Cryptae are a death metal act from the Netherlands. They have only two members: Kees Peerdeman on guitar and vocals, and René Aquarius on drums and vocals. Aquarius is best known as the drummer for jazz/grindcore/noise duo Dead Neanderthals, whose music began as frantic saxophone screeches over blast beats but has gone down a myriad of paths in the last few years, delving into extreme metal, dark ambient soundscapes, synth improvisations, and much more.
Cryptae operate in a narrower stylistic range, but are just as creative as DN. Their music is death metal of an extremely muddy, bleak sort, likely to appeal to fans of Portal or Ævangelist. The guitars chug along in a low enough range to make bass unnecessary, and the drums are a slightly blurred rumble, punctuated with thwapping kicks. The vocals groal and roar from the middle of the mix, like a large dog trying to be heard barking during an explosion.
The duo’s first release was a self-titled, four-track demo cassette.
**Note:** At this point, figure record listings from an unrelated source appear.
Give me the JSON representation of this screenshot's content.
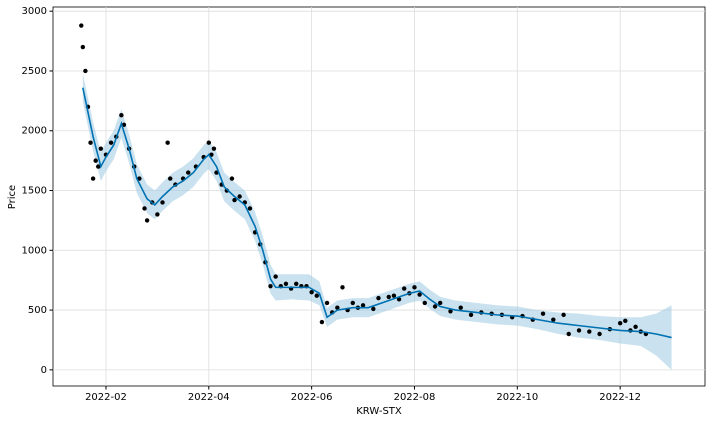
{
  "chart_data": {
    "type": "forecast",
    "x_label": "KRW-STX",
    "y_label": "Price",
    "xlim": [
      -0.03,
      12.65
    ],
    "ylim": [
      -135,
      3035
    ],
    "xticks": [
      {
        "value": 1,
        "label": "2022-02"
      },
      {
        "value": 3,
        "label": "2022-04"
      },
      {
        "value": 5,
        "label": "2022-06"
      },
      {
        "value": 7,
        "label": "2022-08"
      },
      {
        "value": 9,
        "label": "2022-10"
      },
      {
        "value": 11,
        "label": "2022-12"
      }
    ],
    "yticks": [
      0,
      500,
      1000,
      1500,
      2000,
      2500,
      3000
    ],
    "grid": true,
    "observed": {
      "color": "#000000",
      "x": [
        0.52,
        0.55,
        0.6,
        0.65,
        0.7,
        0.75,
        0.8,
        0.85,
        0.9,
        1.0,
        1.1,
        1.2,
        1.3,
        1.35,
        1.45,
        1.55,
        1.65,
        1.75,
        1.8,
        1.9,
        2.0,
        2.1,
        2.2,
        2.25,
        2.35,
        2.5,
        2.6,
        2.75,
        2.9,
        3.0,
        3.05,
        3.1,
        3.15,
        3.25,
        3.35,
        3.45,
        3.5,
        3.6,
        3.7,
        3.8,
        3.9,
        4.0,
        4.1,
        4.2,
        4.3,
        4.4,
        4.5,
        4.6,
        4.7,
        4.8,
        4.9,
        5.0,
        5.1,
        5.2,
        5.3,
        5.4,
        5.5,
        5.6,
        5.7,
        5.8,
        5.9,
        6.0,
        6.2,
        6.3,
        6.5,
        6.6,
        6.7,
        6.8,
        6.9,
        7.0,
        7.1,
        7.2,
        7.4,
        7.5,
        7.7,
        7.9,
        8.1,
        8.3,
        8.5,
        8.7,
        8.9,
        9.1,
        9.3,
        9.5,
        9.7,
        9.9,
        10.0,
        10.2,
        10.4,
        10.6,
        10.8,
        11.0,
        11.1,
        11.2,
        11.3,
        11.4,
        11.5
      ],
      "values": [
        2880,
        2700,
        2500,
        2200,
        1900,
        1600,
        1750,
        1700,
        1850,
        1800,
        1900,
        1950,
        2130,
        2050,
        1850,
        1700,
        1600,
        1350,
        1250,
        1400,
        1300,
        1400,
        1900,
        1600,
        1550,
        1600,
        1650,
        1700,
        1780,
        1900,
        1800,
        1850,
        1650,
        1550,
        1500,
        1600,
        1420,
        1450,
        1400,
        1350,
        1150,
        1050,
        900,
        700,
        780,
        700,
        720,
        680,
        720,
        700,
        700,
        650,
        620,
        400,
        560,
        480,
        520,
        690,
        500,
        560,
        520,
        540,
        510,
        600,
        610,
        620,
        590,
        680,
        640,
        690,
        630,
        560,
        530,
        560,
        490,
        520,
        460,
        480,
        470,
        460,
        440,
        450,
        420,
        470,
        420,
        460,
        300,
        330,
        320,
        300,
        340,
        390,
        410,
        330,
        360,
        320,
        300
      ]
    },
    "forecast": {
      "color": "#0072b2",
      "band_color": "#9ecae1",
      "x": [
        0.55,
        0.75,
        0.9,
        1.0,
        1.15,
        1.3,
        1.45,
        1.6,
        1.8,
        1.95,
        2.1,
        2.3,
        2.5,
        2.7,
        2.9,
        3.0,
        3.15,
        3.3,
        3.5,
        3.7,
        3.9,
        4.05,
        4.2,
        4.3,
        4.6,
        4.95,
        5.15,
        5.3,
        5.5,
        5.8,
        6.1,
        6.5,
        6.9,
        7.1,
        7.3,
        7.5,
        7.8,
        8.2,
        8.6,
        9.0,
        9.4,
        9.8,
        10.2,
        10.6,
        11.0,
        11.4,
        11.7,
        12.0
      ],
      "values": [
        2360,
        1950,
        1700,
        1780,
        1880,
        2060,
        1850,
        1600,
        1430,
        1380,
        1450,
        1530,
        1580,
        1650,
        1760,
        1800,
        1700,
        1530,
        1450,
        1380,
        1200,
        1000,
        760,
        690,
        690,
        690,
        640,
        440,
        500,
        520,
        520,
        580,
        640,
        660,
        590,
        530,
        500,
        480,
        460,
        450,
        420,
        390,
        370,
        350,
        330,
        320,
        300,
        270
      ],
      "lower": [
        2240,
        1830,
        1580,
        1660,
        1760,
        1940,
        1730,
        1480,
        1310,
        1260,
        1330,
        1410,
        1460,
        1530,
        1640,
        1680,
        1580,
        1410,
        1330,
        1260,
        1080,
        880,
        640,
        580,
        590,
        580,
        540,
        360,
        420,
        440,
        440,
        500,
        560,
        580,
        510,
        450,
        420,
        400,
        380,
        370,
        340,
        300,
        270,
        250,
        220,
        200,
        120,
        0
      ],
      "upper": [
        2480,
        2070,
        1820,
        1900,
        2000,
        2180,
        1970,
        1720,
        1550,
        1500,
        1570,
        1650,
        1700,
        1770,
        1880,
        1920,
        1820,
        1650,
        1570,
        1500,
        1320,
        1120,
        880,
        800,
        800,
        800,
        740,
        520,
        580,
        600,
        600,
        660,
        720,
        740,
        670,
        610,
        580,
        560,
        540,
        530,
        500,
        480,
        470,
        450,
        440,
        440,
        470,
        540
      ]
    }
  }
}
That was followed by a single, the nearly 19-minute “Vestigial,” which was surprisingly complex, moving through multiple distinct stages.
Their first full-length, Nightmare Traversal, is out this week. It contains seven tracks and runs just over a half hour. Each piece has its own distinct character, but there’s a general primitivism that runs through it all, the jackhammer drums and bulldozer-in-second-gear guitars grinding over the listener with little variation and none of the usual opportunities for catharsis offered by more straightforward death metal (guitar solos, breakdowns). Occasionally, small sonic touches leap out: there’s a buried bell-like tone on “Oubliette” that momentarily creates an occult atmosphere reminiscent of Samhain, and the guitars on “Monastic Tomb” are so scooped out and distorted they sound like sculpted static, though at the very end of the track they launch into a riff that sounds like Napalm Death circa Utopia Banished. Only the final track, “Cronos,” is a true departure; it begins as a dubby, almost postpunk dirge, an oozing synth line repeating unto infinity over a gut-churning bass line and almost ritualistically minimal drumming. Just over a minute and a half in, though, it changes character completely, becoming a blown-out thrash explosion with the vocals almost entirely buried amid staticky guitars and distorted drums. Then it changes again, going atmospheric and Goth before barreling down the highway to black metal land. Ultimately, Nightmare Traversal is the kind of metal record that only seems simplistic; its depths are almost immediately obvious, but reward repeated dives.